The Build Back Better Bill is currently stuck in the Senate. Not a single Republican is willing to support the bill -- because it helps ordinary Americans instead of corporations and the rich. And sadly, the media is treating the GOP lies about the Build Back Better Bill as though they had some substance. They don't!
Here is part of what economist Paul Krugman has to say about the BBB bashing:
I guess reporting conventions require that journalists pretend to believe that Republicans have good-faith objections to the Biden plan — that they’re worried about deficits, or the effect on incentives, or something. But we all know that their main objection is simply the fact that it’s a Democratic initiative, which means that it must fail.
Also, it would tax the rich and help the poor.
Actually, can anyone even remember the last time leading figures in the G.O.P. seriously engaged with real policy concerns? The most recent important example I can think of is the enactment of the Children’s Health Insurance Program in 1997. It has been bad faith ever since.
While the most important source of opposition to Build Back Better is simply the desire to see Biden fail while keeping the rich as rich as possible, there may be some sincere concern that the bill would increase budget deficits. Actually, it wouldn’t have a significant deficit impact — the Congressional Budget Office says that the spending is almost completely paid for, and attempts to claim otherwise aren’t credible.
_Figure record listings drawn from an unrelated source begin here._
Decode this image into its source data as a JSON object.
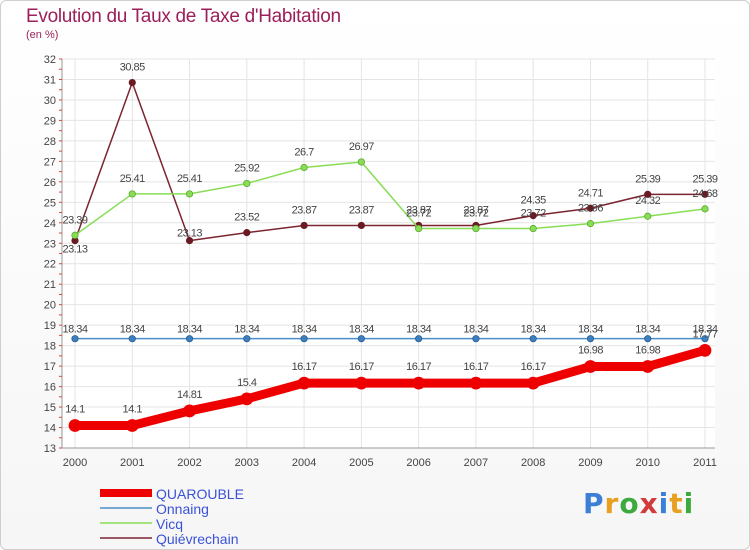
{
  "header": {
    "title": "Evolution du Taux de Taxe d'Habitation",
    "unit": "(en %)"
  },
  "logo": {
    "letters": [
      "P",
      "r",
      "o",
      "x",
      "i",
      "t",
      "i"
    ],
    "colors": [
      "#3b7fd6",
      "#e8a020",
      "#3caa3c",
      "#d13b3b",
      "#3b7fd6",
      "#e8a020",
      "#3caa3c"
    ]
  },
  "chart_data": {
    "type": "line",
    "x": [
      "2000",
      "2001",
      "2002",
      "2003",
      "2004",
      "2005",
      "2006",
      "2007",
      "2008",
      "2009",
      "2010",
      "2011"
    ],
    "ylim": [
      13,
      32
    ],
    "yticks": [
      "13",
      "14",
      "15",
      "16",
      "17",
      "18",
      "19",
      "20",
      "21",
      "22",
      "23",
      "24",
      "25",
      "26",
      "27",
      "28",
      "29",
      "30",
      "31",
      "32"
    ],
    "series": [
      {
        "name": "QUAROUBLE",
        "color": "#ee0000",
        "width": 9,
        "values": [
          14.1,
          14.1,
          14.81,
          15.4,
          16.17,
          16.17,
          16.17,
          16.17,
          16.17,
          16.98,
          16.98,
          17.77
        ],
        "labels": [
          "14.1",
          "14.1",
          "14.81",
          "15.4",
          "16.17",
          "16.17",
          "16.17",
          "16.17",
          "16.17",
          "16.98",
          "16.98",
          "17.77"
        ]
      },
      {
        "name": "Onnaing",
        "color": "#4a8fc8",
        "width": 1.5,
        "values": [
          18.34,
          18.34,
          18.34,
          18.34,
          18.34,
          18.34,
          18.34,
          18.34,
          18.34,
          18.34,
          18.34,
          18.34
        ],
        "labels": [
          "18.34",
          "18.34",
          "18.34",
          "18.34",
          "18.34",
          "18.34",
          "18.34",
          "18.34",
          "18.34",
          "18.34",
          "18.34",
          "18.34"
        ]
      },
      {
        "name": "Vicq",
        "color": "#88dd55",
        "width": 1.5,
        "values": [
          23.39,
          25.41,
          25.41,
          25.92,
          26.7,
          26.97,
          23.72,
          23.72,
          23.72,
          23.96,
          24.32,
          24.68
        ],
        "labels": [
          "23.39",
          "25.41",
          "25.41",
          "25.92",
          "26.7",
          "26.97",
          "23.72",
          "23.72",
          "23.72",
          "23.96",
          "24.32",
          "24.68"
        ]
      },
      {
        "name": "Quiévrechain",
        "color": "#7a2530",
        "width": 1.5,
        "values": [
          23.13,
          30.85,
          23.13,
          23.52,
          23.87,
          23.87,
          23.87,
          23.87,
          24.35,
          24.71,
          25.39,
          25.39
        ],
        "labels": [
          "23.13",
          "30.85",
          "23.13",
          "23.52",
          "23.87",
          "23.87",
          "23.87",
          "23.87",
          "24.35",
          "24.71",
          "25.39",
          "25.39"
        ]
      }
    ],
    "grid": true,
    "legend": "bottom-left"
  }
}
But even if the deficit did rise, why would that be such a bad thing?. . .
Again, most of the proposed spending would consist of highly productive investments.
Finally, there’s a lot of talk about how Build Back Better might worsen inflation — talk that mainly seems to involve failure to do the math, for example, by confusing decades with single years and failing to divide by gross domestic product.
It’s true that the bill’s $1.75 trillion price tag is, on the surface, a lot of money. But that’s spending over 10 years, which means that annual outlays would be far smaller than the $1.9 trillion rescue plan passed this year or, for that matter, the $768 billion annual defense bill the House passed last week.
Also, much of the spending would be paid for with new taxes. Furthermore, you should never cite a big-sounding budget number without putting it in context. Remember, the U.S. economy is enormous. The budget office estimates that in its first year Build Back Better would expand the deficit by 0.6 percent of gross domestic product, a number that would shrink over time.
I’m not aware of any economic model suggesting that spending on that scale would make much of a difference to inflation. And because much of the spending would expand the economy’s productive capacity, it would probably reduce inflation over time.
Is Build Back Better perfect? Of course not. But it’s the best legislation we’re likely to get for years to come. And claims that we should let this opportunity pass out of concern over fiscal responsibility or inflation are uninformed at best, dishonest at worst.